Mencinta ? Bercinta ?

Berawal dari sebuah kisah dalam cerita pewayangan.

Konon, jaman dulu di pulau Srilangka ada beberapa negara kecil. Seringkali negara-negara kecil tersebut saling berperang memperebutkan wilayah. Diantara negara-negara tersebut ada negara kecil Alengko dengan Rajanya Prabu Somali. Putri sulungnya bernama Dewi Sukesi telah menginjak remaja dan sudah saatnya menikah. Raja Danarjo dari kerajaan Lokapala yang juga di pulau Srilangka tertarik dengan Dewi Sukesi.

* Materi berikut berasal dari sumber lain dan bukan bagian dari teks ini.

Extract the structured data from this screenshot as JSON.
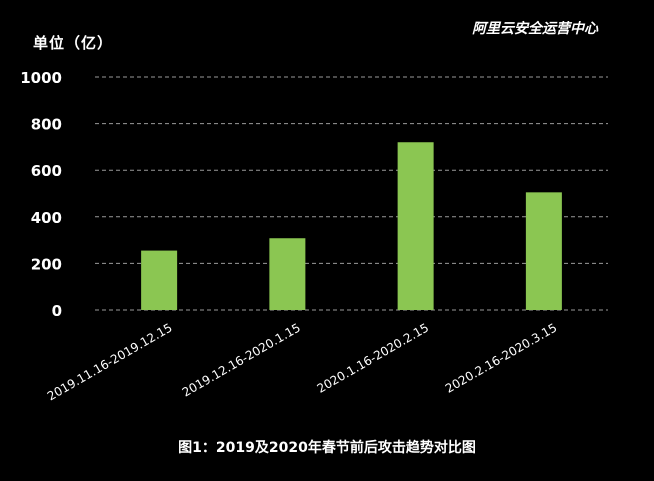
{
  "chart_data": {
    "type": "bar",
    "ylabel": "单位（亿）",
    "source": "阿里云安全运营中心",
    "caption": "图1：2019及2020年春节前后攻击趋势对比图",
    "categories": [
      "2019.11.16-2019.12.15",
      "2019.12.16-2020.1.15",
      "2020.1.16-2020.2.15",
      "2020.2.16-2020.3.15"
    ],
    "values": [
      255,
      308,
      720,
      505
    ],
    "ylim": [
      0,
      1000
    ],
    "yticks": [
      0,
      200,
      400,
      600,
      800,
      1000
    ],
    "grid": true,
    "bar_color": "#8bc652",
    "grid_color": "#9a9a9a",
    "background": "#000000"
  }
}
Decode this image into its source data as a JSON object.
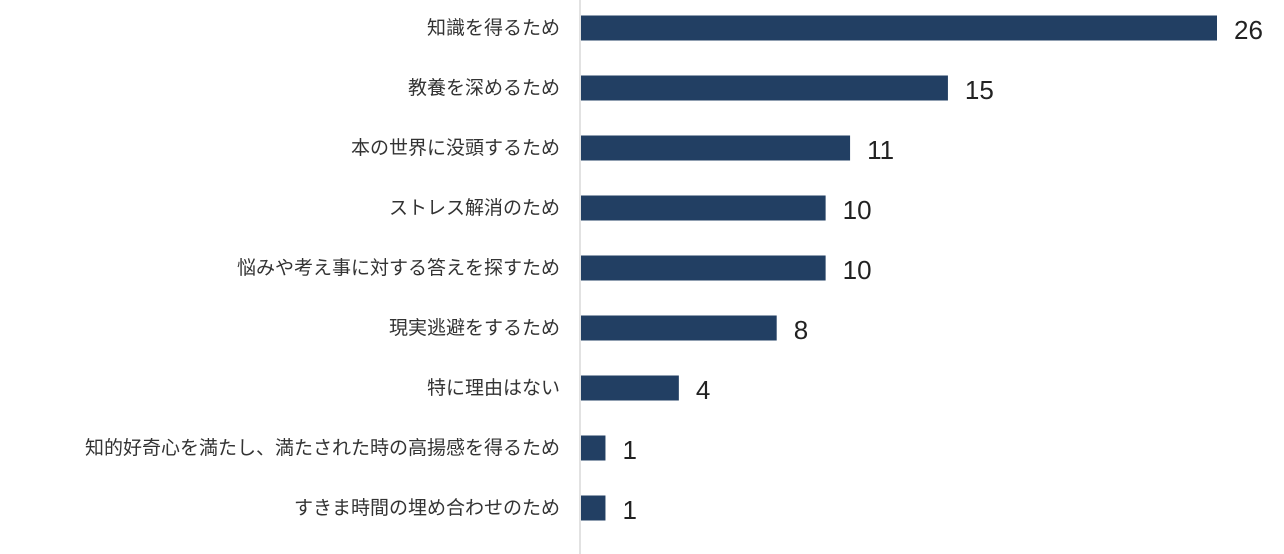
{
  "chart_data": {
    "type": "bar",
    "orientation": "horizontal",
    "categories": [
      "知識を得るため",
      "教養を深めるため",
      "本の世界に没頭するため",
      "ストレス解消のため",
      "悩みや考え事に対する答えを探すため",
      "現実逃避をするため",
      "特に理由はない",
      "知的好奇心を満たし、満たされた時の高揚感を得るため",
      "すきま時間の埋め合わせのため"
    ],
    "values": [
      26,
      15,
      11,
      10,
      10,
      8,
      4,
      1,
      1
    ],
    "data_labels": [
      "26",
      "15",
      "11",
      "10",
      "10",
      "8",
      "4",
      "1",
      "1"
    ],
    "title": "",
    "xlabel": "",
    "ylabel": "",
    "xlim": [
      0,
      26
    ],
    "grid": false,
    "legend": "none",
    "colors": {
      "bar": "#223f63",
      "axis": "#d9d9d9"
    }
  }
}
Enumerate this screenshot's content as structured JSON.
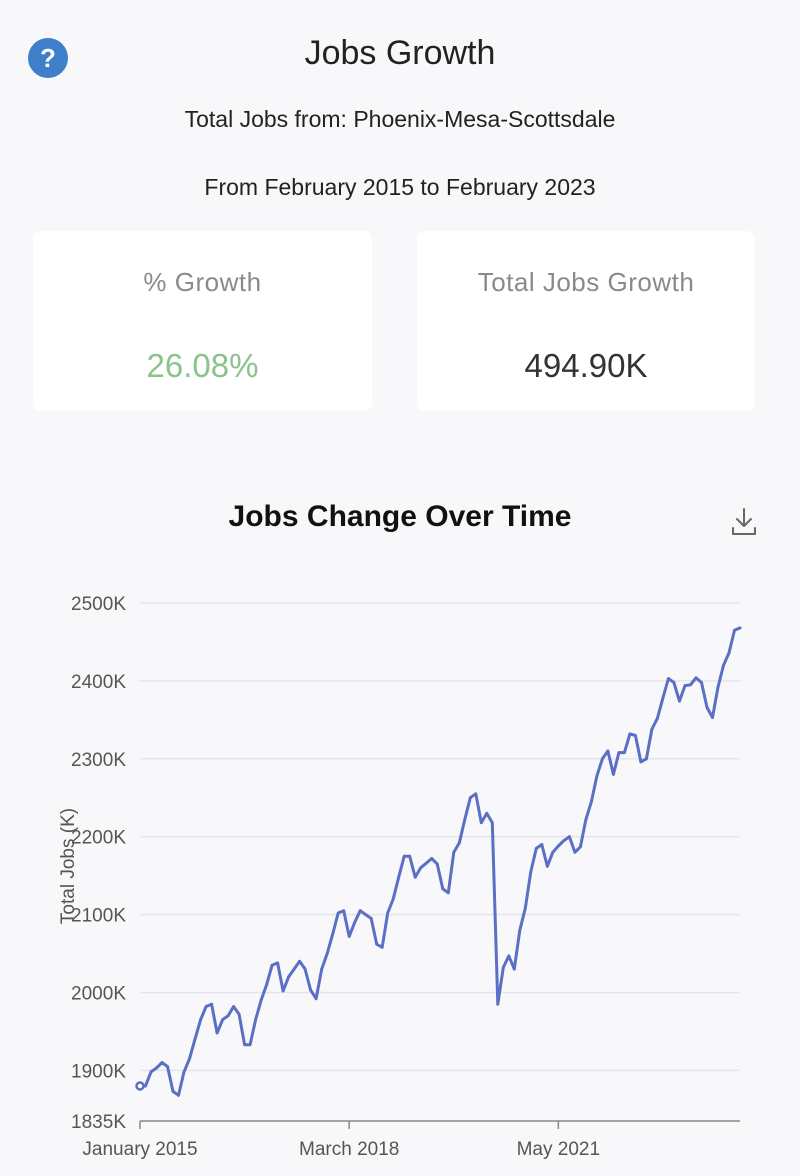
{
  "header": {
    "title": "Jobs Growth",
    "help_icon": "question-icon",
    "subtitle_region": "Total Jobs from: Phoenix-Mesa-Scottsdale",
    "subtitle_range": "From February 2015 to February 2023"
  },
  "stats": {
    "growth_label": "% Growth",
    "growth_value": "26.08%",
    "total_label": "Total Jobs Growth",
    "total_value": "494.90K"
  },
  "colors": {
    "line": "#5b6fc4",
    "positive": "#8cc28c",
    "help": "#3f7fc9"
  },
  "chart_data": {
    "type": "line",
    "title": "Jobs Change Over Time",
    "ylabel": "Total Jobs (K)",
    "xlabel": "",
    "ylim": [
      1835,
      2500
    ],
    "yticks": [
      "1835K",
      "1900K",
      "2000K",
      "2100K",
      "2200K",
      "2300K",
      "2400K",
      "2500K"
    ],
    "ytick_values": [
      1835,
      1900,
      2000,
      2100,
      2200,
      2300,
      2400,
      2500
    ],
    "xticks": [
      "January 2015",
      "March 2018",
      "May 2021"
    ],
    "grid": true,
    "series": [
      {
        "values": [
          1880,
          1880,
          1898,
          1903,
          1910,
          1905,
          1873,
          1868,
          1898,
          1915,
          1940,
          1965,
          1982,
          1985,
          1948,
          1965,
          1970,
          1982,
          1972,
          1933,
          1933,
          1965,
          1990,
          2010,
          2035,
          2038,
          2002,
          2020,
          2030,
          2040,
          2030,
          2003,
          1992,
          2030,
          2050,
          2075,
          2102,
          2105,
          2072,
          2090,
          2105,
          2100,
          2095,
          2062,
          2058,
          2102,
          2120,
          2148,
          2175,
          2175,
          2148,
          2160,
          2166,
          2172,
          2165,
          2133,
          2128,
          2180,
          2192,
          2222,
          2250,
          2255,
          2218,
          2230,
          2218,
          1985,
          2032,
          2047,
          2030,
          2080,
          2108,
          2155,
          2185,
          2190,
          2162,
          2180,
          2188,
          2195,
          2200,
          2180,
          2187,
          2222,
          2245,
          2278,
          2300,
          2310,
          2280,
          2308,
          2308,
          2332,
          2330,
          2296,
          2300,
          2338,
          2352,
          2378,
          2403,
          2398,
          2374,
          2394,
          2395,
          2404,
          2398,
          2366,
          2353,
          2392,
          2420,
          2436,
          2465,
          2468
        ]
      }
    ]
  }
}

Kehendak Sang Prabu dilambari motif politis. Ia ingin Alengko dimerger dengan Lokapala.

Dewi Sukesi yang hanya sedikit lebih ayu dari Omas atau Yati Pèsèk, punya syarat, ia mau dinikahi asalkan diajari ilmu Sastro Jendro Yuningrat Pangruwating Diyu. Sebuah ilmu yang wingit & pelik. Untungnya Prabu Danarjo anak begawan Dr. Wisrowo yang profesor emeritus kesusastraan dan rektor dari Universitas Girijembangan. Segera dipersilahkannya Woro Sukesi untuk mengikuti kuliah Bopo wiku. Karena anak Raja, Sukesi mendapat keistimewaan kuliah khusus sendiri.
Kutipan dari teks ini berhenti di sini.